The classic Kashmir shawl was the exquisite product of consummate skill and artistry applied to one of the world's most delicate fibres.
It was an object of desire for Mughal emperors and Sikh maharajas, Iranian nobles, French empresses, Russian and British aristocrats and eventually for the prosperous 19th-century bourgeoisie on both sides of the Atlantic.
It has left a permanent imprint on the aesthetic sensibility of the modern world in the so called paisley, derived from a motif developed in the ateliers of Kashmir's shawl designers.
This authoritative study introduces the Kashmir shawl as a cultural artefact with a known history spanning four centuries, and a geographical reference from Tibet to the United States.
The authors' original research lays many persistent myths to rest.
Monisha Ahmed provides the first authentic account, based on years in the field, of the production of the raw material, pashm or "cashmere".

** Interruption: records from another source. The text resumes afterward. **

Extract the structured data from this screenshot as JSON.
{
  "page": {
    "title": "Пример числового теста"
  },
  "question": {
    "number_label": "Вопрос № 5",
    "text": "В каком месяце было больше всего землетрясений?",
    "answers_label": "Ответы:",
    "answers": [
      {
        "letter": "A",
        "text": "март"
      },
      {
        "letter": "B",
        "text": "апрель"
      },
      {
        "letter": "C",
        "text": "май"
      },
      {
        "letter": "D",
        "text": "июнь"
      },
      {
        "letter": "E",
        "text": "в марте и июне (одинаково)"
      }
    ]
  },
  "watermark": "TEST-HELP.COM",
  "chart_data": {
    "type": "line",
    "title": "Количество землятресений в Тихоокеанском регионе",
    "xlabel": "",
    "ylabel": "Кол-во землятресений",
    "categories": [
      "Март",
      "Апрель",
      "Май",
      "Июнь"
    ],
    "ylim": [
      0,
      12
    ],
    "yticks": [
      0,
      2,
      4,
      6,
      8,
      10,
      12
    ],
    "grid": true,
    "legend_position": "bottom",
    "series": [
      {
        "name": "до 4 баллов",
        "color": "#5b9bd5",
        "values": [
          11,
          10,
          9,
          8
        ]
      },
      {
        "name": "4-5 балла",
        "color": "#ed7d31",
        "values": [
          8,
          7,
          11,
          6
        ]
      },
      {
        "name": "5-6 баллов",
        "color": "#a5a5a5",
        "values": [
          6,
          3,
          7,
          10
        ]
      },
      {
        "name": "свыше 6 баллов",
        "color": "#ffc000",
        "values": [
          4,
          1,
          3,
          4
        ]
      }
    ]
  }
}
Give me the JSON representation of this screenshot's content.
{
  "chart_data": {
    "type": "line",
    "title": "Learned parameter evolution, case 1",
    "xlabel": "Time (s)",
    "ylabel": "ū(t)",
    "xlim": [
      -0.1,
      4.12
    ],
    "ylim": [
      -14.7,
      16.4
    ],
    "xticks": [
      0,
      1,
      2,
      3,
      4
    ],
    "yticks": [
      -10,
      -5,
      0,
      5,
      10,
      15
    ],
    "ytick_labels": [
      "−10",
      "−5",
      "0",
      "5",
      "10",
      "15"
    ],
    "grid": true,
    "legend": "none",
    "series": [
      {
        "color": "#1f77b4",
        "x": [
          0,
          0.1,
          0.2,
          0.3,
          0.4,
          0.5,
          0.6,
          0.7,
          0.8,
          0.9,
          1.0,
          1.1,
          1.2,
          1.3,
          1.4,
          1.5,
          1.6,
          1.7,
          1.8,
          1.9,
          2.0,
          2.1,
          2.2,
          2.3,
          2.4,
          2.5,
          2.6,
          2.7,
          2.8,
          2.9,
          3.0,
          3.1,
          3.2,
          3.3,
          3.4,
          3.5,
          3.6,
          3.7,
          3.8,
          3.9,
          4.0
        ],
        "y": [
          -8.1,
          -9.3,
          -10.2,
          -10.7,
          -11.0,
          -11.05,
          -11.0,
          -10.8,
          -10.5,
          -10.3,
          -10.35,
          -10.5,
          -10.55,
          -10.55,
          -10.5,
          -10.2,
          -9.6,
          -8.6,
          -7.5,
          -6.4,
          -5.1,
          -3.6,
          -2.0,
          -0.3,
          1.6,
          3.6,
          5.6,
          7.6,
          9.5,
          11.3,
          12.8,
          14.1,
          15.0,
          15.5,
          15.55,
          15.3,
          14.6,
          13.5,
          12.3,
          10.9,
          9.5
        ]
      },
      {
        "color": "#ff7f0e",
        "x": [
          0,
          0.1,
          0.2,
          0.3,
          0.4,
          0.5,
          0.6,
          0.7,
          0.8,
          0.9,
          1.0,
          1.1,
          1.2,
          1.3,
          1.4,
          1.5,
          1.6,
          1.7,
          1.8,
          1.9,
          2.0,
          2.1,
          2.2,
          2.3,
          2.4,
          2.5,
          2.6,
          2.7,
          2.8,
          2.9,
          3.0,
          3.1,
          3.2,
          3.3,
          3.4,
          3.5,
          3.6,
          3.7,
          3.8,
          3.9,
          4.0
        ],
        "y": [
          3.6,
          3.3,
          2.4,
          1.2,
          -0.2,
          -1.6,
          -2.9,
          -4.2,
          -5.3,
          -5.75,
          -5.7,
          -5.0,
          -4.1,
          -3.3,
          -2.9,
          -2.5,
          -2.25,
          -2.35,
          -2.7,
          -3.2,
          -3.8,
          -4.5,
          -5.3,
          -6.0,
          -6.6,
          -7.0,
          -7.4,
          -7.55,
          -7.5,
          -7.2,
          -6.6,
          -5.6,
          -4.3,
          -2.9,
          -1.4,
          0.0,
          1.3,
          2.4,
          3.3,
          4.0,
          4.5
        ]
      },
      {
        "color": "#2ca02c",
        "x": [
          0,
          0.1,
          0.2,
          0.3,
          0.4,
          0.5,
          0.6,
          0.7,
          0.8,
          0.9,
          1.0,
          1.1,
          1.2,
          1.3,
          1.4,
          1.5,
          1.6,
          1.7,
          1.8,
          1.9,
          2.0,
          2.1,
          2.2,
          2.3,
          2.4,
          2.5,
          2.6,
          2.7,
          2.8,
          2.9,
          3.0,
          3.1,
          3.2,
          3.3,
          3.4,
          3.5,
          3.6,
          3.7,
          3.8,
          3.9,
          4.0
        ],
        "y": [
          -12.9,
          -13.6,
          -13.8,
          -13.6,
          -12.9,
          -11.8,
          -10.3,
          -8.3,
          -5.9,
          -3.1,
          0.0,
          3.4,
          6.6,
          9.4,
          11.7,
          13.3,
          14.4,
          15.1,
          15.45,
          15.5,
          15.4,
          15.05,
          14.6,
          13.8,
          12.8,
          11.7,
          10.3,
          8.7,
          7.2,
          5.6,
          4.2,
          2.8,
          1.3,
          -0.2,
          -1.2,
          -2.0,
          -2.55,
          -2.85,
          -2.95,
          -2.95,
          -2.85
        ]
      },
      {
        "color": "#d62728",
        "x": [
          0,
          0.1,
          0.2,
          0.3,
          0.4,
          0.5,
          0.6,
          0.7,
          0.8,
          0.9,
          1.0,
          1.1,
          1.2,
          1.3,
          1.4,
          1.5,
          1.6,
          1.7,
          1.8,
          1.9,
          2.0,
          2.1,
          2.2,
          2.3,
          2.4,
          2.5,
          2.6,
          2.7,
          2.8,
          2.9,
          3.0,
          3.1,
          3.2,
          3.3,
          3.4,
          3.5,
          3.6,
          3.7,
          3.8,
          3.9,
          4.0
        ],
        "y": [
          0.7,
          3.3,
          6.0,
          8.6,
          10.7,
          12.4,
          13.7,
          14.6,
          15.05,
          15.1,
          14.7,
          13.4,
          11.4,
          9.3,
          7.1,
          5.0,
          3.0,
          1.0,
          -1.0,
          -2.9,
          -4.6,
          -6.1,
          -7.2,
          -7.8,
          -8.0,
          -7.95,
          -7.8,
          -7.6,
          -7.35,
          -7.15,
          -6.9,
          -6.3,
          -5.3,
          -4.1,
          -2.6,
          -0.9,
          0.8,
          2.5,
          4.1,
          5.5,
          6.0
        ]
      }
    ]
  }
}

Janet Rizvi shows how the manufacturing technique of the shawl is rooted in skills indigenous to Kashmir's villages, and invites the reader's sympathy with the weavers, the poorest and most exploited section of Kashmiri society, whose skilled fingers created these dazzling textiles.
Separate chapters deal with technique and design, the nature and use of the shawl in Mughal India, and the industry in the 19th century.
Shawls were traded to Iran and the Ottoman Empire long before they were discovered by Western trendsetters.
Finally, Rizvi documents the recent revival in Kashmir of ancient near-moribund skills.
Lavishly illustrated and accessibly written, this book has much to offer textile scholars, and those interested in the history of Kashmir, or of India's material culture or its pre-modern trade.
It will also delight anyone who has ever owned or admired a shawl from Kashmir.
This updated edition documents a decade's developments in the pashmina and cashmere industries.
An important new feature is a chart tabulating the evolution of shawl design according to period.